Looking forward to hearing how you get on, feel free to reach out with any questions at all!

Best Regards,

clare.martin · 1 September 2023 08:42

Hey @dhockett,

Off of the back of what Finnian suggested and taking a look at the logs you uploaded for myself I can see there is a failed tentacle upgrade which may be the issue here and is what is causing this tentacle to show as unhealthy even if you can deploy to it.

I can see a fair few lines like this in the logs:

Error | tar: System.Xml.Linq.dll: Cannot open: File exists

Which I have never seen before on an upgrade task, it may be an idea to fully manually uninstall the tentacle using our documentation here.

Your target is currently using Tentacle 7.0.33 but I would try and install Tentacle 6.3.305 as this is what your logs show Octopus is trying to upgrade it to so it must be the version 2023.1.9781 has been shipped with.

Once you have done that I am hoping this issue is resolved but let me know either way, if it is not resolved we can dig deeper into this but it would be beneficial for us to rule the failed upgrade issue out as the root cause of the failing health checks but deployable machine.

I look forward to hearing from you,
Kind Regards,
Clare

dhockett · 1 September 2023 13:38

All the contents of /opt/octopus/tentacle are owned by root.

We had duplicate tentacle service files (one /etc/systemd/system/Tentacle.service (uppercase) with User=root, one /etc/systemd/system/tentacle.service (lowercase) with User=(deploy user)).

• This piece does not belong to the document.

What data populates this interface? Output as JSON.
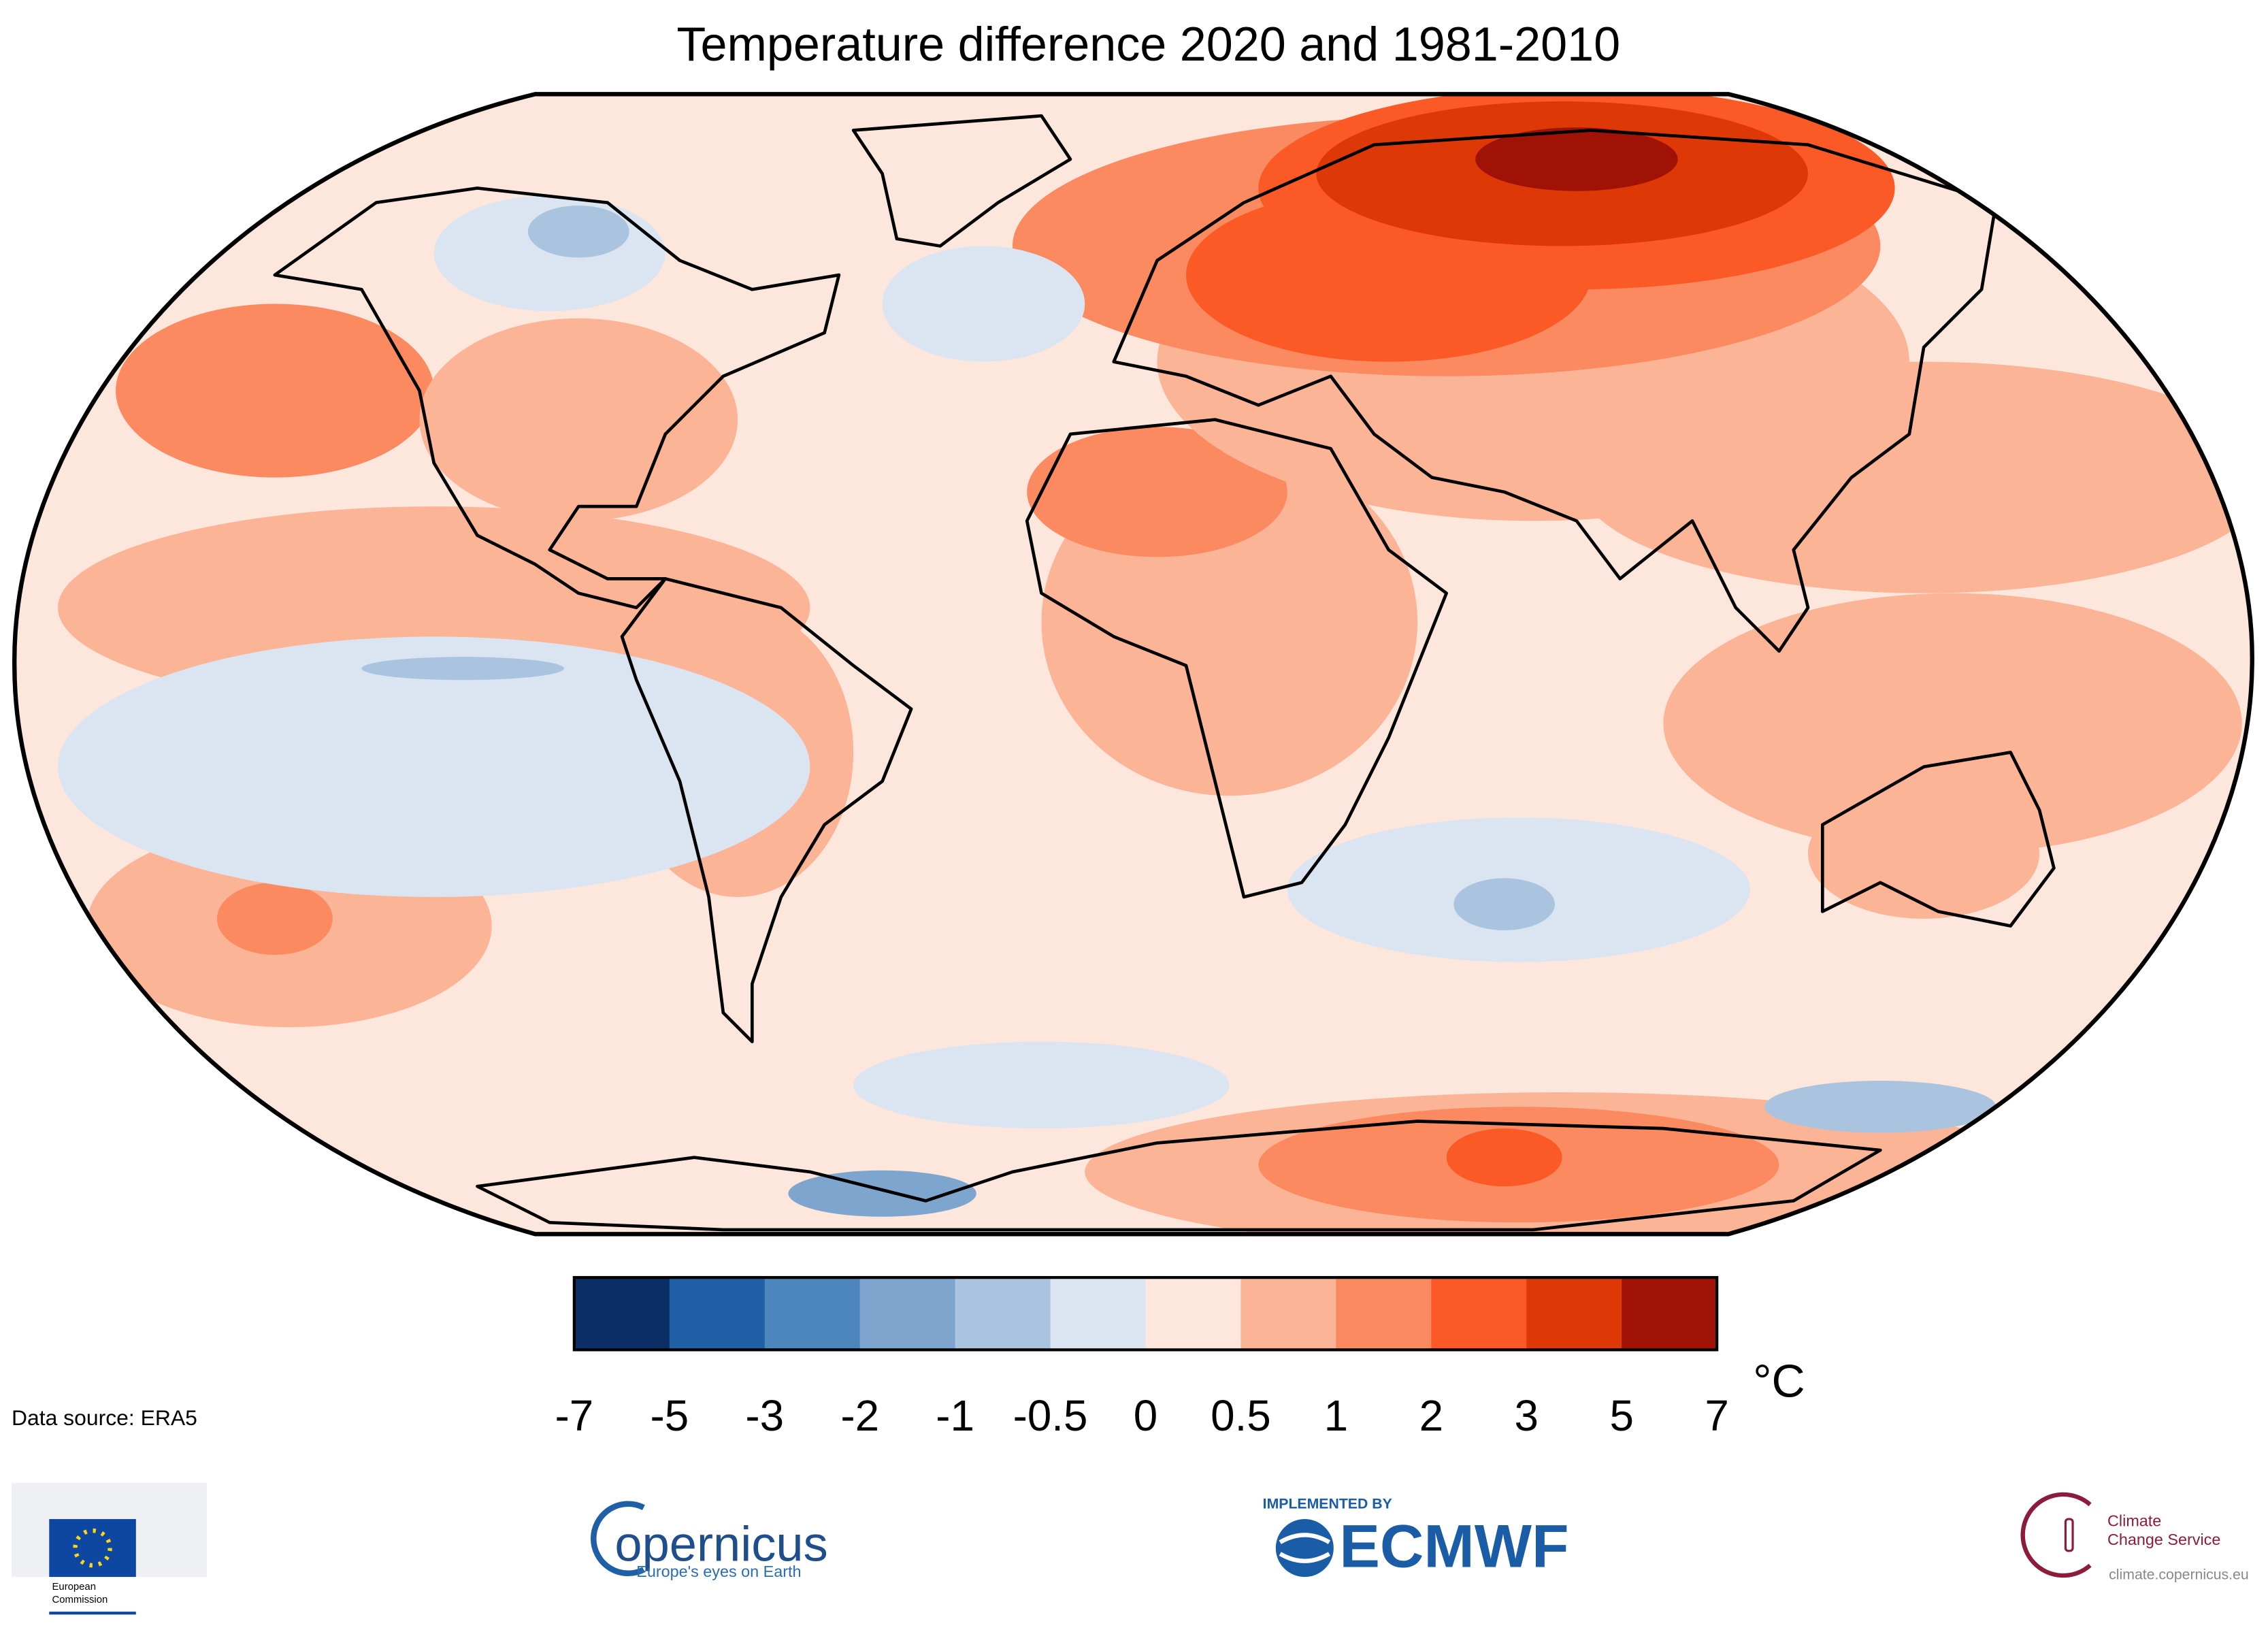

tentacle was the one currently started/enabled, but apparently Tentacle had been run instead at some point, so it was running as our deploy user and trying to access a bunch of stuff owned by root. I checked one of our other (properly operational) targets and confirmed it was running tentacle as root, not as our deploy user like I thought. For now, I disabled tentacle and started Tentacle, and ran another health check, and the target now shows as healthy. I’ll most likely try a reinstall as well at some point since we generally try to avoid using root for these things.

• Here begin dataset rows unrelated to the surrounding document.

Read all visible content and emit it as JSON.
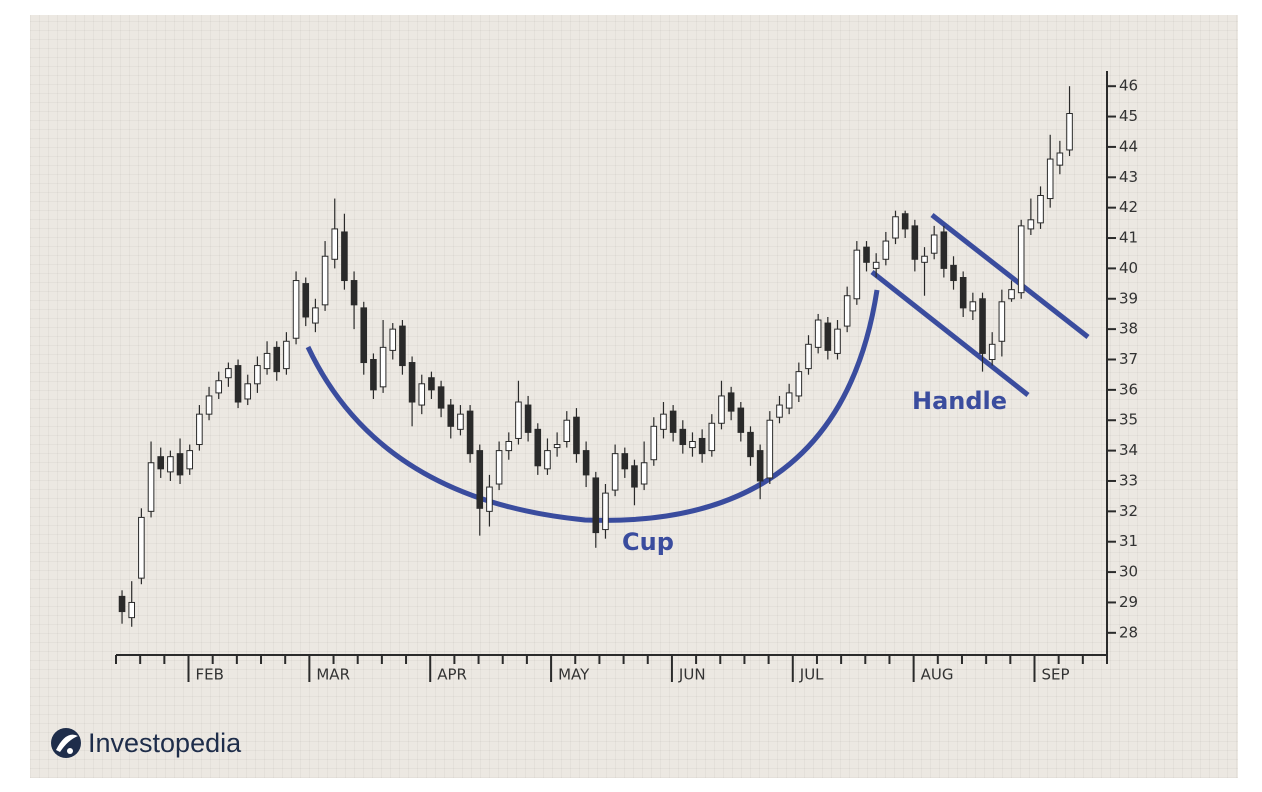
{
  "chart_data": {
    "type": "candlestick",
    "xlim": [
      0,
      41
    ],
    "xticks": [
      {
        "value": 3,
        "label": "FEB"
      },
      {
        "value": 8,
        "label": "MAR"
      },
      {
        "value": 13,
        "label": "APR"
      },
      {
        "value": 18,
        "label": "MAY"
      },
      {
        "value": 23,
        "label": "JUN"
      },
      {
        "value": 28,
        "label": "JUL"
      },
      {
        "value": 33,
        "label": "AUG"
      },
      {
        "value": 38,
        "label": "SEP"
      }
    ],
    "xminor_ticks": [
      0,
      1,
      2,
      4,
      5,
      6,
      7,
      9,
      10,
      11,
      12,
      14,
      15,
      16,
      17,
      19,
      20,
      21,
      22,
      24,
      25,
      26,
      27,
      29,
      30,
      31,
      32,
      34,
      35,
      36,
      37,
      39,
      40,
      41
    ],
    "ylim": [
      27.5,
      46.5
    ],
    "yticks": [
      28,
      29,
      30,
      31,
      32,
      33,
      34,
      35,
      36,
      37,
      38,
      39,
      40,
      41,
      42,
      43,
      44,
      45,
      46
    ],
    "up_color": "#ffffff",
    "down_color": "#2a2a2a",
    "line_color": "#2a2a2a",
    "x": [
      0.25,
      0.65,
      1.05,
      1.45,
      1.85,
      2.25,
      2.65,
      3.05,
      3.45,
      3.85,
      4.25,
      4.65,
      5.05,
      5.45,
      5.85,
      6.25,
      6.65,
      7.05,
      7.45,
      7.85,
      8.25,
      8.65,
      9.05,
      9.45,
      9.85,
      10.25,
      10.65,
      11.05,
      11.45,
      11.85,
      12.25,
      12.65,
      13.05,
      13.45,
      13.85,
      14.25,
      14.65,
      15.05,
      15.45,
      15.85,
      16.25,
      16.65,
      17.05,
      17.45,
      17.85,
      18.25,
      18.65,
      19.05,
      19.45,
      19.85,
      20.25,
      20.65,
      21.05,
      21.45,
      21.85,
      22.25,
      22.65,
      23.05,
      23.45,
      23.85,
      24.25,
      24.65,
      25.05,
      25.45,
      25.85,
      26.25,
      26.65,
      27.05,
      27.45,
      27.85,
      28.25,
      28.65,
      29.05,
      29.45,
      29.85,
      30.25,
      30.65,
      31.05,
      31.45,
      31.85,
      32.25,
      32.65,
      33.05,
      33.45,
      33.85,
      34.25,
      34.65,
      35.05,
      35.45,
      35.85,
      36.25,
      36.65,
      37.05,
      37.45,
      37.85,
      38.25,
      38.65,
      39.05,
      39.45
    ],
    "open": [
      29.2,
      28.5,
      29.8,
      32.0,
      33.8,
      33.3,
      33.9,
      33.4,
      34.2,
      35.2,
      35.9,
      36.4,
      36.8,
      35.7,
      36.2,
      36.7,
      37.4,
      36.7,
      37.7,
      39.5,
      38.2,
      38.8,
      40.3,
      41.2,
      39.6,
      38.7,
      37.0,
      36.1,
      37.3,
      38.1,
      36.9,
      35.5,
      36.4,
      36.1,
      35.5,
      34.7,
      35.3,
      34.0,
      32.0,
      32.9,
      34.0,
      34.4,
      35.5,
      34.7,
      33.4,
      34.1,
      34.3,
      35.1,
      34.0,
      33.1,
      31.4,
      32.7,
      33.9,
      33.5,
      32.9,
      33.7,
      34.7,
      35.3,
      34.7,
      34.1,
      34.4,
      34.0,
      34.9,
      35.9,
      35.4,
      34.6,
      34.0,
      33.1,
      35.1,
      35.4,
      35.8,
      36.7,
      37.4,
      38.2,
      37.2,
      38.1,
      39.0,
      40.7,
      40.0,
      40.3,
      41.0,
      41.8,
      41.4,
      40.2,
      40.5,
      41.2,
      40.1,
      39.7,
      38.6,
      39.0,
      37.0,
      37.6,
      39.0,
      39.2,
      41.3,
      41.5,
      42.3,
      43.4,
      43.9
    ],
    "high": [
      29.4,
      29.7,
      32.1,
      34.3,
      34.1,
      34.0,
      34.4,
      34.2,
      35.5,
      36.1,
      36.6,
      36.9,
      37.0,
      36.5,
      37.1,
      37.6,
      37.6,
      37.9,
      39.9,
      39.7,
      39.0,
      40.9,
      42.3,
      41.8,
      39.9,
      38.9,
      37.2,
      38.3,
      38.2,
      38.3,
      37.1,
      36.5,
      36.6,
      36.3,
      35.7,
      35.5,
      35.5,
      34.2,
      33.2,
      34.3,
      34.6,
      36.3,
      35.8,
      34.9,
      34.4,
      34.6,
      35.3,
      35.4,
      34.3,
      33.3,
      32.9,
      34.2,
      34.1,
      33.7,
      34.3,
      35.1,
      35.6,
      35.5,
      35.0,
      34.6,
      34.7,
      35.2,
      36.3,
      36.1,
      35.6,
      34.8,
      34.2,
      35.3,
      35.8,
      36.2,
      36.9,
      37.8,
      38.5,
      38.4,
      38.3,
      39.4,
      40.9,
      40.9,
      40.5,
      41.2,
      41.9,
      41.9,
      41.6,
      40.7,
      41.4,
      41.4,
      40.4,
      39.9,
      39.2,
      39.2,
      37.9,
      39.3,
      39.6,
      41.6,
      42.3,
      42.7,
      44.4,
      44.2,
      46.0
    ],
    "low": [
      28.3,
      28.2,
      29.6,
      31.8,
      33.1,
      33.0,
      32.9,
      33.2,
      34.0,
      35.0,
      35.7,
      36.1,
      35.4,
      35.5,
      35.9,
      36.5,
      36.3,
      36.5,
      37.5,
      38.1,
      37.9,
      38.6,
      40.0,
      39.3,
      38.0,
      36.5,
      35.7,
      35.9,
      37.0,
      36.5,
      34.8,
      35.2,
      35.7,
      35.1,
      34.4,
      34.5,
      33.6,
      31.2,
      31.5,
      32.7,
      33.7,
      34.2,
      34.3,
      33.2,
      33.2,
      33.8,
      34.1,
      33.6,
      32.8,
      30.8,
      31.1,
      32.5,
      33.1,
      32.2,
      32.7,
      33.5,
      34.4,
      34.3,
      33.9,
      33.8,
      33.6,
      33.8,
      34.7,
      35.0,
      34.3,
      33.5,
      32.4,
      32.9,
      34.9,
      35.2,
      35.6,
      36.5,
      37.2,
      37.0,
      37.0,
      37.9,
      38.8,
      39.9,
      39.7,
      40.1,
      40.8,
      41.0,
      39.9,
      39.1,
      40.3,
      39.7,
      39.3,
      38.4,
      38.3,
      36.6,
      36.8,
      37.1,
      38.9,
      39.0,
      41.1,
      41.3,
      42.0,
      43.1,
      43.7
    ],
    "close": [
      28.7,
      29.0,
      31.8,
      33.6,
      33.4,
      33.8,
      33.2,
      34.0,
      35.2,
      35.8,
      36.3,
      36.7,
      35.6,
      36.2,
      36.8,
      37.2,
      36.6,
      37.6,
      39.6,
      38.4,
      38.7,
      40.4,
      41.3,
      39.6,
      38.8,
      36.9,
      36.0,
      37.4,
      38.0,
      36.8,
      35.6,
      36.2,
      36.0,
      35.4,
      34.8,
      35.2,
      33.9,
      32.1,
      32.8,
      34.0,
      34.3,
      35.6,
      34.6,
      33.5,
      34.0,
      34.2,
      35.0,
      33.9,
      33.2,
      31.3,
      32.6,
      33.9,
      33.4,
      32.8,
      33.6,
      34.8,
      35.2,
      34.6,
      34.2,
      34.3,
      33.9,
      34.9,
      35.8,
      35.3,
      34.6,
      33.8,
      33.0,
      35.0,
      35.5,
      35.9,
      36.6,
      37.5,
      38.3,
      37.3,
      38.0,
      39.1,
      40.6,
      40.2,
      40.2,
      40.9,
      41.7,
      41.3,
      40.3,
      40.4,
      41.1,
      40.0,
      39.6,
      38.7,
      38.9,
      37.2,
      37.5,
      38.9,
      39.3,
      41.4,
      41.6,
      42.4,
      43.6,
      43.8,
      45.1
    ],
    "annotations": {
      "cup": "Cup",
      "handle": "Handle"
    },
    "annotation_color": "#3a4c9e",
    "logo": "Investopedia"
  }
}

I thought these .service files were auto-generated, I don’t remember configuring them manually, is there any chance that the Tentacle install command could have generated both of these duplicate .service files?

finnian.dempsey · 4 September 2023 04:56

Hi @dhockett,

Cheers for confirming that, great to hear you were able to find the cause!

I’ve been caught by this exact issue in the past and recall that lowercase tentacle.service is the default value we used for Manually configuring Tentacle to run as a service. The uppercase Tentacle.service is autogenerated when first configuring Tentacle.

Our docs about uninstalling Tentacle has more info about the folders and files being used: Linux Tentacle | Documentation and Support

Hope that helps but feel free to reach out with any questions at all!

Best Regards,

system · 5 October 2023 04:57

This topic was automatically closed 31 days after the last reply. New replies are no longer allowed.